OGH 8Ob37/88

OGH8Ob37/8813.7.1989

Der Oberste Gerichtshof hat als Revisionsgericht durch den Senatspräsidenten des Obersten Gerichtshofes Hon.Prof. Dr. Griehsler als Vorsitzenden und durch die Hofräte des Obersten Gerichtshofes Dr. Kropfitsch, Dr. Huber, Dr. Schwarz und Dr. Graf als weitere Richter in der Rechtssache der klagenden Partei Philipp P***, Baumeister, 1100 Wien, Quellenstraße 36, vertreten durch Dr. Friedrich Flendrovsky und Dr. Thomas Pittner, Rechtsanwälte in Wien, wider die beklagte Partei Dr. Herbert H***, Rechtsanwalt, 1040 Wien, Brucknerstraße 4-6, als Masseverwalter im Konkurs über das Vermögen der Philipp P*** Gesellschaft mbH (S 61/83 des Handelsgerichtes Wien) wegen S 73.636,52 s.A infolge Revision der klagenden Partei gegen das Urteil des Oberlandesgerichtes Wien als Berufungsgerichtes vom 24.Juni 1988, GZ 3 R 82/88-16, womit infolge Berufung der beklagten Partei das Urteil des Handelsgerichtes Wien vom 12.Juni 1987, GZ 25 Cg 165/86-11, abgeändert wurde, in nichtöffentlicher Sitzung den

Beschluß

gefaßt:

 

Spruch:

Der Revision wird Folge gegeben.

Das angefochtene Urteil, das bezüglich der Abweisung des 4 % übersteigenden Zinsenbegehrens rechtskräftig wurde, wird im übrigen aufgehoben.

Die Rechtssache wird im Umfang der Aufhebung zur ergänzenden Verhandlung und neuen Entscheidung an das Berufungsgericht zurückverwiesen.

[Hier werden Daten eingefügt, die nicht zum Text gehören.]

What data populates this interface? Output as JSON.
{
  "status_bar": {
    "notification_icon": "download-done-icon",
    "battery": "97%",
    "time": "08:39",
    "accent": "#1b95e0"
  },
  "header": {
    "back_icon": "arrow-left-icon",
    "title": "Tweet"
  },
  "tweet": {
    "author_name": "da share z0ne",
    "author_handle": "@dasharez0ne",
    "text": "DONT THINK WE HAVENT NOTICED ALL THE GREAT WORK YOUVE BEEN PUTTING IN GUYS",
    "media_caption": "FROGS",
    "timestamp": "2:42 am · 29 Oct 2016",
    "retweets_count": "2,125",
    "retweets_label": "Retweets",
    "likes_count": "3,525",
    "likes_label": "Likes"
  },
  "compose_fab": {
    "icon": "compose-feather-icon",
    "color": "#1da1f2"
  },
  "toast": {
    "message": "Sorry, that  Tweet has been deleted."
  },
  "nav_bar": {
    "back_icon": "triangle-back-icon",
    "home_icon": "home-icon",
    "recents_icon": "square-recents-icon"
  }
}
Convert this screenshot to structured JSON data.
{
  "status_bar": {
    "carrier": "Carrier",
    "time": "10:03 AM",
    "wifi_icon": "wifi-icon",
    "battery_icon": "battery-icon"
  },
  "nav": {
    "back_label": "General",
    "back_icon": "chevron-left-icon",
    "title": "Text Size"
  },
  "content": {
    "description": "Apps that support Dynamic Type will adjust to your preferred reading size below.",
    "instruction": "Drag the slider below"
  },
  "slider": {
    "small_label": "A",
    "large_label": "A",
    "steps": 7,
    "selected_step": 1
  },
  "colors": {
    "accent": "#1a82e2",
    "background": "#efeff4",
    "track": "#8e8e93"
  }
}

Die Kosten des Revisionsverfahrens sind weitere Verfahrenskosten.

Text

Begründung

Eigentümer der Liegenschaft EZ 1343 KG Favoriten, Haus in Wien 10, Quellenstraße 36, sind der Kläger zu 2/10, die Gemeinschulderin Philipp P*** Gesellschaft mbH zu 3/10 und Antonia K*** zu 5/10. Das Haus besteht aus einem Vordertrakt, zwei Seitentrakten und einem Hintertrakt. Zwischen den Miteigentümern besteht eine Benützungsregelung derart, daß der Vordertrakt und die beiden Seitentrakte Antonia K*** zustehen, der Hintertrakt hingegen dem Kläger und der Gemeinschuldnerin. Dementsprechend wurden auch die Instandsetzungskosten von den jeweils Nutzungsberechtigten für den von ihnen benützten Gebäudeteil getragen.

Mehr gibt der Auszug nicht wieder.